Similar theories have been advanced as origins for the
stories of Jesus’s virgin birth at the winter solstice, his crucifixion and
resurrection at the spring equinox, and the cult of his mother, Mary. Just down
the road from the supposed House of the Virgin Mary near the town of Selçuk in
Aegean Turkey are the remains of the classical Temple of Artemis, one of the
Seven Wonders of the Ancient World. The Greek goddess Artemis is linked to the
Phrygian female deity Cybele, and the generic Anatolian mother goddess.
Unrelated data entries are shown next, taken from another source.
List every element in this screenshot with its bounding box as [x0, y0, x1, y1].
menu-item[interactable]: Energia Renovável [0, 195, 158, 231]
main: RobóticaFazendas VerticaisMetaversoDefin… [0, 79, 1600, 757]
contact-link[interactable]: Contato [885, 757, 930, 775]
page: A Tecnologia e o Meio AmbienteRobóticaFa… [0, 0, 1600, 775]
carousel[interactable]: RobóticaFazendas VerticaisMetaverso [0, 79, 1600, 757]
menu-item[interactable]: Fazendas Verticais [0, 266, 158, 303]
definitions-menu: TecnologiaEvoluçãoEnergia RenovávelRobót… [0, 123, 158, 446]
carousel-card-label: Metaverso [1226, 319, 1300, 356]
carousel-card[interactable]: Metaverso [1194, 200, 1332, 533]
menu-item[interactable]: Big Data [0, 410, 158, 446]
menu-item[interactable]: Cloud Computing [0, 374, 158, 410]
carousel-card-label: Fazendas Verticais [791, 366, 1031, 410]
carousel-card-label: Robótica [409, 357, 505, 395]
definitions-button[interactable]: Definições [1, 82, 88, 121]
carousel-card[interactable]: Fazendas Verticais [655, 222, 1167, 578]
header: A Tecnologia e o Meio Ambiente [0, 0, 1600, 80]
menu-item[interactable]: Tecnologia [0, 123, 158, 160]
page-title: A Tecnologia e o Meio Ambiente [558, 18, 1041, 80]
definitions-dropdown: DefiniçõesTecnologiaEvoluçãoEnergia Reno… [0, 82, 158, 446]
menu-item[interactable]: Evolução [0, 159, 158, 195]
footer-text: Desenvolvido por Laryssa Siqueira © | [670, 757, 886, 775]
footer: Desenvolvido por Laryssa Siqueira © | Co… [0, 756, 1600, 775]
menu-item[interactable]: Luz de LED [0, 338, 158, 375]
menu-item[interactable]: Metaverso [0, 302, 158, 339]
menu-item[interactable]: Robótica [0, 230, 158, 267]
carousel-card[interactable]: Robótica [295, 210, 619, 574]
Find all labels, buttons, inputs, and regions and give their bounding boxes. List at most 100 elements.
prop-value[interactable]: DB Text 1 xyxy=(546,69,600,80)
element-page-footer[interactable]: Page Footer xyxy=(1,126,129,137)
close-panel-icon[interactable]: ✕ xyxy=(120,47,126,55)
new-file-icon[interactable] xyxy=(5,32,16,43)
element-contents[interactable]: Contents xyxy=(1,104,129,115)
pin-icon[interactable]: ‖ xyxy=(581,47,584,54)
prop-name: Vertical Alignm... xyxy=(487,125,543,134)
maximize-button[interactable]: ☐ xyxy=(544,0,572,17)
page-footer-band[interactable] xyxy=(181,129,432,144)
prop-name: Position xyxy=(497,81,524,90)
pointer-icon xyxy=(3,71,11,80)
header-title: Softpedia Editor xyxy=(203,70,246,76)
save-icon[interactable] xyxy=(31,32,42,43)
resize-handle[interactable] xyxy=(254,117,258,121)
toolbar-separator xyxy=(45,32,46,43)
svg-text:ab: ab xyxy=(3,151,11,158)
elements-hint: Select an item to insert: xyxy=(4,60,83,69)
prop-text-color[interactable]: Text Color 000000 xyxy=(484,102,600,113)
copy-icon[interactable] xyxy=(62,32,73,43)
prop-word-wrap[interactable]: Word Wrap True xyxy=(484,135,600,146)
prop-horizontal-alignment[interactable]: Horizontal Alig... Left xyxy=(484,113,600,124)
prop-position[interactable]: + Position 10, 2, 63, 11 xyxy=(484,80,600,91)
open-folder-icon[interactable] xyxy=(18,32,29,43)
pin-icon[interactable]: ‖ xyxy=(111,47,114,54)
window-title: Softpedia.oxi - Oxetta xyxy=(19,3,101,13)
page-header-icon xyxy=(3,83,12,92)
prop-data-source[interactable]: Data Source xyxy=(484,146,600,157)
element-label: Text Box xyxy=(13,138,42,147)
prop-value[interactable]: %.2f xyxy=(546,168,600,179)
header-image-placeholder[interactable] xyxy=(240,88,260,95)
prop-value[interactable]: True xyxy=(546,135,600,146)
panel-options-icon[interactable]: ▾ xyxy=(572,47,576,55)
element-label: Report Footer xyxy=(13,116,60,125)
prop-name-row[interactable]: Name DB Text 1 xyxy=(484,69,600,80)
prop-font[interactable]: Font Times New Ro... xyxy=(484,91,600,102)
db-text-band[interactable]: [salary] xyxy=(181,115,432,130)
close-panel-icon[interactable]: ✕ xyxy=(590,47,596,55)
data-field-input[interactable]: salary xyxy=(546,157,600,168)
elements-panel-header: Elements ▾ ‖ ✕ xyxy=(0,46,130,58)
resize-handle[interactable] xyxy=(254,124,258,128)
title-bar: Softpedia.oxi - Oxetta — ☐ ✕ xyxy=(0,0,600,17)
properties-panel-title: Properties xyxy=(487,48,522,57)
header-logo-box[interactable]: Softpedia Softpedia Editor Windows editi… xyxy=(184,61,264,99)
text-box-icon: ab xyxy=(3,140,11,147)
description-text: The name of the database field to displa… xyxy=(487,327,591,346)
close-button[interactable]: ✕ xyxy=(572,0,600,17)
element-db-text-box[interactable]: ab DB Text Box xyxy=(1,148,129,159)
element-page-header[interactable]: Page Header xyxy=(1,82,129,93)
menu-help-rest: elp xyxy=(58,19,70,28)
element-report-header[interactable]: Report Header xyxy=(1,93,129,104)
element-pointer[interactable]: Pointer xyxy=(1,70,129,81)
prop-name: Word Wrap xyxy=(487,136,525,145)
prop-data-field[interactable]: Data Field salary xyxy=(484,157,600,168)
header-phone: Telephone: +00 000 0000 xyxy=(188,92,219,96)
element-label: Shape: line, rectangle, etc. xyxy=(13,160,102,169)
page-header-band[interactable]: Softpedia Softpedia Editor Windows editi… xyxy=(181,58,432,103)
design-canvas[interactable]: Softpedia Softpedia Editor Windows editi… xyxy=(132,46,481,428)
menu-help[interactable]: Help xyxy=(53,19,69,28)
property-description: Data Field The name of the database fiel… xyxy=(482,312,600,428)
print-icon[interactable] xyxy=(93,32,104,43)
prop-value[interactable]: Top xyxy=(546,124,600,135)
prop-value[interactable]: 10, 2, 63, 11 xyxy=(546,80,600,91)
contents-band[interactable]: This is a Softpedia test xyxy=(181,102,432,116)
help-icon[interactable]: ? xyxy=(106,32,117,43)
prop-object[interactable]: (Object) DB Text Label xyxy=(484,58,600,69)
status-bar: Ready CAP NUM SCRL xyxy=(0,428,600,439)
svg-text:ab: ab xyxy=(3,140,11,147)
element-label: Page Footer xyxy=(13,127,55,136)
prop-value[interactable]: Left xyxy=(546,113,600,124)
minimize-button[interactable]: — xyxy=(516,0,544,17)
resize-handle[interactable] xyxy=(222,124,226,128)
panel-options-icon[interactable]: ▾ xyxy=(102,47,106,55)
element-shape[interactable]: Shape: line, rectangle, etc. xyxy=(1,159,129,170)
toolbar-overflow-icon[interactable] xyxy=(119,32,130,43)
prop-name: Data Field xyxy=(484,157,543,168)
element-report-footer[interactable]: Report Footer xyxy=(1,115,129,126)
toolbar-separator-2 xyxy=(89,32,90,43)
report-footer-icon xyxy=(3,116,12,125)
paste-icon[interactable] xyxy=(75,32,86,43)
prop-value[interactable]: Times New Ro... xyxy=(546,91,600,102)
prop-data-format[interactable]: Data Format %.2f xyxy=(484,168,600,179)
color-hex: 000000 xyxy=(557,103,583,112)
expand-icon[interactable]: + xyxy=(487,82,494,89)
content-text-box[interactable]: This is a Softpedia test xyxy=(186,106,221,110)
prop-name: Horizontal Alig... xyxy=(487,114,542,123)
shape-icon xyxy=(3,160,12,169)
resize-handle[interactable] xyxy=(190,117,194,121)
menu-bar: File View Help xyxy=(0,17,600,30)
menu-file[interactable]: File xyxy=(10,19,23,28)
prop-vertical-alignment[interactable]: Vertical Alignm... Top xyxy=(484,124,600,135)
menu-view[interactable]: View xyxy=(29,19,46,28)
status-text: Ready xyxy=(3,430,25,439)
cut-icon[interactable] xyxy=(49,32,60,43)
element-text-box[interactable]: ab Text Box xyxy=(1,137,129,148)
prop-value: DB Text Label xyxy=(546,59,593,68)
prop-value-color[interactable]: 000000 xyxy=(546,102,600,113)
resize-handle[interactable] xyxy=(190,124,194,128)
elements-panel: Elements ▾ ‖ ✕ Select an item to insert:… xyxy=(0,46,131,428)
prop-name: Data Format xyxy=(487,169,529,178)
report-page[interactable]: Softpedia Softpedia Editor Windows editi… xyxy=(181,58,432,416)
Virginity was one of their characteristics, as was, paradoxically, a quality of universal
motherhood. Associated with Cybele was a young man, Attis,
born to a virgin mother who may or may not have been Cybele. Whatever the case,
week-long festivities in their honour were being conducted well into classical
times, and may have inspired those early church authorities to add sympathetic
embellishments to their own creeds.
Well, who knows? It’s all too long ago for anyone to
be able to demonstrate sure proof of what actually went on. What we can say with
some certainty is that a good deal of what passes for Christian ‘belief’ was
determined by power-hungry gentlemen in days of old with very secular imperial
aspirations, and a fair amount of rather nasty coercion was applied to ensure
that dissidents were silenced or removed to a safe distance. That’s the reason
that 'disestablishment' movements have constantly resurfaced over the centuries.
In the end, the search for truth starts and ends in your own heart. If the new
Pope's ok with that, then I'm ok with him.